The Communist Era in Chile refers to the 24-year period in which Chile was ruled by a Communist government. The Communists came to power as a result of a popular electoral revolution in 1964-65 due to widespread unemployment in the wake of the 1958 Chilean financial crisis, the 9,5 earthquake in 1960, and a drought in 1962, as well as frustrations by the lower classes over the wealth and power of a select few in the higher echelons of society.
The Communist Revolution came shortly after the 1964 elections, when Salvador Allende and the Communist Party outlawed rival political parties and purged right-wing conservatives from the military and promoted young, sympathetic officers to high positions. Due to Allende's preference for the French geopolitical bloc, the rise of Communism in Chile resulted in American efforts to shore up other governments in Latin America throughout the 1970's and 1980's.
The rise of communism also ended the reputation of Chile as South America's most stable state and one of the oldest democracies in the Americas alongside the United States, which had been a point of pride for the Chilean middle class. Despite frustrations with the wealthy and the institutional elite during the early 1960's, by the middle of the 1970's the powerful Chilean middle class had grown even more sour of the Communist Party and the country's poor economy, which had been strong prior to 1958.
Following a devastating famine in 1979, mass riots plagued Chile in the early 1980's and right-wing guerrilla movements as well as mainstream opposition began to emerge. After the national embarrassment of the 1984 World Cup loss to Argentina along with the various riots, rolling blackouts and infrastructural debacles that came with the sporting event, the Communist government instituted desperate reforms in 1985, but fell shortly after Allende's death and open elections were held for a constitutional committee and an interim National Congress in 1989 and the Presidency in 1990.

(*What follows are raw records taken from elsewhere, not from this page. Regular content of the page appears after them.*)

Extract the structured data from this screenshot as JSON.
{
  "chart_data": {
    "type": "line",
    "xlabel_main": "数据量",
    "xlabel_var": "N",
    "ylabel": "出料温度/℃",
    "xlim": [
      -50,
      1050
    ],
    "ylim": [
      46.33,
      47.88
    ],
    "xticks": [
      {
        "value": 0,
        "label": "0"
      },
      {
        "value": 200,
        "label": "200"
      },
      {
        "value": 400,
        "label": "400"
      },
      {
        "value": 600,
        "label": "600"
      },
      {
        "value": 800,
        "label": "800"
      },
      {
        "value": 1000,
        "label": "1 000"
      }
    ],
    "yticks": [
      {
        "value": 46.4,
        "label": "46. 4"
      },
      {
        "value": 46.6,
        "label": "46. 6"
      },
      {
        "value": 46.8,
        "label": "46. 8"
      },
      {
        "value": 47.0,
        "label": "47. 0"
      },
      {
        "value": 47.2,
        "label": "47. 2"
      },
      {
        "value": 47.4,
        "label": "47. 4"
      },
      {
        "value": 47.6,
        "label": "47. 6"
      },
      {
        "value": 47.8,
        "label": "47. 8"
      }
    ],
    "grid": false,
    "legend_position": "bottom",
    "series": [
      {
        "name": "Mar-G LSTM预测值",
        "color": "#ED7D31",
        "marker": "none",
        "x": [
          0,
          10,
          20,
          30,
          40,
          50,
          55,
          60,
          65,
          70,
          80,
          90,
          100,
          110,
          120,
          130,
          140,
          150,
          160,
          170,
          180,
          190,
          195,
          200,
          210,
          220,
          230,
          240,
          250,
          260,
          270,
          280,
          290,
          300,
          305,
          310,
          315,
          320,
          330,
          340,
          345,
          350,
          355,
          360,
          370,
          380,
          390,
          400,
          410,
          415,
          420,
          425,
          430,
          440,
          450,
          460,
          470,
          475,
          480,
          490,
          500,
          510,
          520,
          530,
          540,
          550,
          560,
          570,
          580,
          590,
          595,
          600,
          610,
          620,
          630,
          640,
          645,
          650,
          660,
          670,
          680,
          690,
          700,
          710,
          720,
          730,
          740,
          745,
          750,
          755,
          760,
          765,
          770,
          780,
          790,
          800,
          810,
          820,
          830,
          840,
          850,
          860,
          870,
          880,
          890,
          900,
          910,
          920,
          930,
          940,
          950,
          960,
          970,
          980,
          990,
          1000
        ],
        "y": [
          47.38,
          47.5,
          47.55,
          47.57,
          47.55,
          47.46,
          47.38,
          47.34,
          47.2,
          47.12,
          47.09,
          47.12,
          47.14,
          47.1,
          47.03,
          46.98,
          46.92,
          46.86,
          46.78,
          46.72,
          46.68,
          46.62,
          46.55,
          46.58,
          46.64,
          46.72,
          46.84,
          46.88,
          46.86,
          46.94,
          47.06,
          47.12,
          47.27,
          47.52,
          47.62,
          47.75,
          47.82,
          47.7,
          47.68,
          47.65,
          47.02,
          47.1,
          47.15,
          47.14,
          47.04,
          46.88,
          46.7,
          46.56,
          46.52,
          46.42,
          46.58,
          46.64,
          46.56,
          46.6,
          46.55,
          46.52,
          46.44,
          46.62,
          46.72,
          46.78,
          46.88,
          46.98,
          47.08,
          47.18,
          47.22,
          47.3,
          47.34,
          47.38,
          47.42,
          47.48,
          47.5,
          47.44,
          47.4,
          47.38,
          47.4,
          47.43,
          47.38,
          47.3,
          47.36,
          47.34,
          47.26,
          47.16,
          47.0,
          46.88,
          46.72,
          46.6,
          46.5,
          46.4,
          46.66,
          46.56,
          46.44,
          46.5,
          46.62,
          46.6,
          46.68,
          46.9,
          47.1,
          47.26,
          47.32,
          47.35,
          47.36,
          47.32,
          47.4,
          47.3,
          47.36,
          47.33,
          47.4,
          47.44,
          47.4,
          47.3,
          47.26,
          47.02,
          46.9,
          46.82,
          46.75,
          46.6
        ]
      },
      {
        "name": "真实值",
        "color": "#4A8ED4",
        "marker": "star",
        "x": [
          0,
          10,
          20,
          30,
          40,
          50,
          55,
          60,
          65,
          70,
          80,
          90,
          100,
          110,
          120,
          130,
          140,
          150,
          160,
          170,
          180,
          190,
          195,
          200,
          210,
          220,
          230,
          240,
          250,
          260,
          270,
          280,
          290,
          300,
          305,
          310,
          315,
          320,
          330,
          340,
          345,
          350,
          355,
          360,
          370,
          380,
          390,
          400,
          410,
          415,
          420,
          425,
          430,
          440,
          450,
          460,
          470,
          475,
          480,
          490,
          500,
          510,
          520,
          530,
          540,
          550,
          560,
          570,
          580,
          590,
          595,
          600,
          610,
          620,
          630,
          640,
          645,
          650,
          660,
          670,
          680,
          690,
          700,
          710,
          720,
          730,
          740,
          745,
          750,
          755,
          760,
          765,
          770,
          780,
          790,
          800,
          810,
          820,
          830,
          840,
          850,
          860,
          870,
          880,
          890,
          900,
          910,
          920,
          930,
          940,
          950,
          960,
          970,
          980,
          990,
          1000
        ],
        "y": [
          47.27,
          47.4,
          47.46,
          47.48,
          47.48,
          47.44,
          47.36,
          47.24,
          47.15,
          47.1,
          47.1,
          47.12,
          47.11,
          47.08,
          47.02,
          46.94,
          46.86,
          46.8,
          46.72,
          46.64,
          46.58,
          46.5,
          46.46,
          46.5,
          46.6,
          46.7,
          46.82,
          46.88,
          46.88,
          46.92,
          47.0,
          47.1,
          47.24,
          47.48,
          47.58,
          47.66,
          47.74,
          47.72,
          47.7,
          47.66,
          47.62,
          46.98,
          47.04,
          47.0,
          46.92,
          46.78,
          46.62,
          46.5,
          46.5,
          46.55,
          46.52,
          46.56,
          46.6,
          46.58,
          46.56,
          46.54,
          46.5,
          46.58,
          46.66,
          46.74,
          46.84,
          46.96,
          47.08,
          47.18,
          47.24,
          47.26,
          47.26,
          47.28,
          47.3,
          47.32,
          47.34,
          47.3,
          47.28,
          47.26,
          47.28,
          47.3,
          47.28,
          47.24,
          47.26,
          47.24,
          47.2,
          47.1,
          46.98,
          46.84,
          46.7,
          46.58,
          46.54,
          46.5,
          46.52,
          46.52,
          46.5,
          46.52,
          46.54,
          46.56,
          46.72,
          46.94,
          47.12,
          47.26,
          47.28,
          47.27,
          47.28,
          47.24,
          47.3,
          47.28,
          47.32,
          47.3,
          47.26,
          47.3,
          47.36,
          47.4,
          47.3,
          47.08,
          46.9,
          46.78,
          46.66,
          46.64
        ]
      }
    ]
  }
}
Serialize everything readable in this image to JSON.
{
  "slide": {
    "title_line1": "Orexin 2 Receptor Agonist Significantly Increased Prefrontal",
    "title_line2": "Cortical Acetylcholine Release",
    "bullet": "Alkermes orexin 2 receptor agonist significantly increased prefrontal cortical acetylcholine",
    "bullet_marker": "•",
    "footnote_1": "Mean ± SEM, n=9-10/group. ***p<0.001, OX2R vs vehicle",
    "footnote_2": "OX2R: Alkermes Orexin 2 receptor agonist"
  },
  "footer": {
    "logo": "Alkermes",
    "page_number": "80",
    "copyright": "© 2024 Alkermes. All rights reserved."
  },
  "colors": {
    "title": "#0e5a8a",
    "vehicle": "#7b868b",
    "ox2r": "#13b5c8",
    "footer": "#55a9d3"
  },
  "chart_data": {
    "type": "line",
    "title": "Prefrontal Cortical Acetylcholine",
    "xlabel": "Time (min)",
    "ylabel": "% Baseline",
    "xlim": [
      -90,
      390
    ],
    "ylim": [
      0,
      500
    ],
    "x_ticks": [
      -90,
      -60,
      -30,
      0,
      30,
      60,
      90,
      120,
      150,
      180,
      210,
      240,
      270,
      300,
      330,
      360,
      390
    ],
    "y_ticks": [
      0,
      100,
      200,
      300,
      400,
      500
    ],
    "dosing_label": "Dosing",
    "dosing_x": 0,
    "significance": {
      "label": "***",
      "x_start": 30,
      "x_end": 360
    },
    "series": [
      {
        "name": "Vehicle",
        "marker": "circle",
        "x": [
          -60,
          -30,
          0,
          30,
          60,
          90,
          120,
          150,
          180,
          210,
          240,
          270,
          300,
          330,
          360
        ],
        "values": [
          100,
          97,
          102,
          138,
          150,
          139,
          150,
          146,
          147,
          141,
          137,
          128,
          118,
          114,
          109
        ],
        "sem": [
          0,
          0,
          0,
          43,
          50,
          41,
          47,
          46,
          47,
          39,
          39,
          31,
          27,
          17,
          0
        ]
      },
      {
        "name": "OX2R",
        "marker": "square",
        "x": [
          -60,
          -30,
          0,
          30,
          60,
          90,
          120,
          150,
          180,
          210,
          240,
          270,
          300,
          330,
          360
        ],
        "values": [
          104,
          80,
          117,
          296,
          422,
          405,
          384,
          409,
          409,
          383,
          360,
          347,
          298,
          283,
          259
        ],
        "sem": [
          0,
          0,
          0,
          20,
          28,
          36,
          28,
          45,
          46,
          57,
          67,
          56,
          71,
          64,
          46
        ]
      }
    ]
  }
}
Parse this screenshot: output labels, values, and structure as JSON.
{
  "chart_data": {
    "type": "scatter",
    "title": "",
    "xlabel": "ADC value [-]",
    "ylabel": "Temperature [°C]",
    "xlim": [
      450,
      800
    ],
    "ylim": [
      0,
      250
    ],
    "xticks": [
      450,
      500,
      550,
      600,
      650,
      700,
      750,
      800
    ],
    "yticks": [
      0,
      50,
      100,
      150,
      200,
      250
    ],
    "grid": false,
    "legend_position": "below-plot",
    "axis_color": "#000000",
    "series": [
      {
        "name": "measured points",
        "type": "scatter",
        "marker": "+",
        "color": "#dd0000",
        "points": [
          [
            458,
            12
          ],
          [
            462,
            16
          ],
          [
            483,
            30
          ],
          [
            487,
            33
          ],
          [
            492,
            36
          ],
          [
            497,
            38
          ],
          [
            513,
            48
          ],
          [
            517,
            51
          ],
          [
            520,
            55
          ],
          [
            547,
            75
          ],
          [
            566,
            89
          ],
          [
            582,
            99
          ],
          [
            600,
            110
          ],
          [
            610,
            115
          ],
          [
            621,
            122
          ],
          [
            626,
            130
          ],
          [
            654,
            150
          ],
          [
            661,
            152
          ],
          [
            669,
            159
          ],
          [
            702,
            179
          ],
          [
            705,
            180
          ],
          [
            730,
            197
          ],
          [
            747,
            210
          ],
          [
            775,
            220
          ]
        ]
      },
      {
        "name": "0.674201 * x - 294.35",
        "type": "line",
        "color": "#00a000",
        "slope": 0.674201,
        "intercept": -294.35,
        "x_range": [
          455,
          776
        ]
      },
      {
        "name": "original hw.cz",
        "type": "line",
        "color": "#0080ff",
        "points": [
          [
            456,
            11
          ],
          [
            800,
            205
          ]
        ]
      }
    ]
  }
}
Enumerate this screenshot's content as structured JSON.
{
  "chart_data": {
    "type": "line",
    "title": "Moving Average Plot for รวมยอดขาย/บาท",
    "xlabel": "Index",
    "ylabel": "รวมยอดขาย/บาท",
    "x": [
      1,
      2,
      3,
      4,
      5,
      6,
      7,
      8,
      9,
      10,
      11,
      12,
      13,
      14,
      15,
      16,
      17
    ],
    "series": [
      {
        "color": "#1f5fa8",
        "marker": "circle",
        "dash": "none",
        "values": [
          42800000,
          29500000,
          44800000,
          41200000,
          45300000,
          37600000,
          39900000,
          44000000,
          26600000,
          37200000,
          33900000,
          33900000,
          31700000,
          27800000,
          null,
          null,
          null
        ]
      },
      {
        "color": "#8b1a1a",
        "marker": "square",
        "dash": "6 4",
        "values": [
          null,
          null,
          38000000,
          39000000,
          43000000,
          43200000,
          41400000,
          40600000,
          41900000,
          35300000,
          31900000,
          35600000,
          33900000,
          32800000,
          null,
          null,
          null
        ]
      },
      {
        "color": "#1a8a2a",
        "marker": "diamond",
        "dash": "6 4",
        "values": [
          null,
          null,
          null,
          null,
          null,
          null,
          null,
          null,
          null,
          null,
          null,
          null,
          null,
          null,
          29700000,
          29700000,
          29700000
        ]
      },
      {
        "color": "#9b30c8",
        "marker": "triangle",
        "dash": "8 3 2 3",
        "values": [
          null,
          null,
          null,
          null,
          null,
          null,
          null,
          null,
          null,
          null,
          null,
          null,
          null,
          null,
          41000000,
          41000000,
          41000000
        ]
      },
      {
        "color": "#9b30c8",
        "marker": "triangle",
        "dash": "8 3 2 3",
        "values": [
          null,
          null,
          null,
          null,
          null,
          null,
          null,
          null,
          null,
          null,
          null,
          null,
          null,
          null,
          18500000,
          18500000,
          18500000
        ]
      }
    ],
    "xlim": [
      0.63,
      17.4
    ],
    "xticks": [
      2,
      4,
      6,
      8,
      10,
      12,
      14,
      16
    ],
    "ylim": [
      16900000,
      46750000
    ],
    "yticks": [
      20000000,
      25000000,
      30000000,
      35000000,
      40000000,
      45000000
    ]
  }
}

The communist era in Chile is regarded as a bizarre anomaly for its times - during the 1960's, a fear of left-wing populism shifted most Latin American countries towards right-wing military-backed governments (Peru, Brazil, Paraguay). It also occurred simultaneously with the last dying breaths of the Spanish Marxist regime, which itself collapsed in 1985 following an embarrassing loss to Portugal in the Third Iberian War. Modern Chilean historians regard it as the "24-year hiccup" and most economists agree that Chile's lengthy economic depression in the 1960's was the result of an over accumulation in wealth that would have righted itself, and that the communist era set Chile a generation behind where it could have been economically otherwise.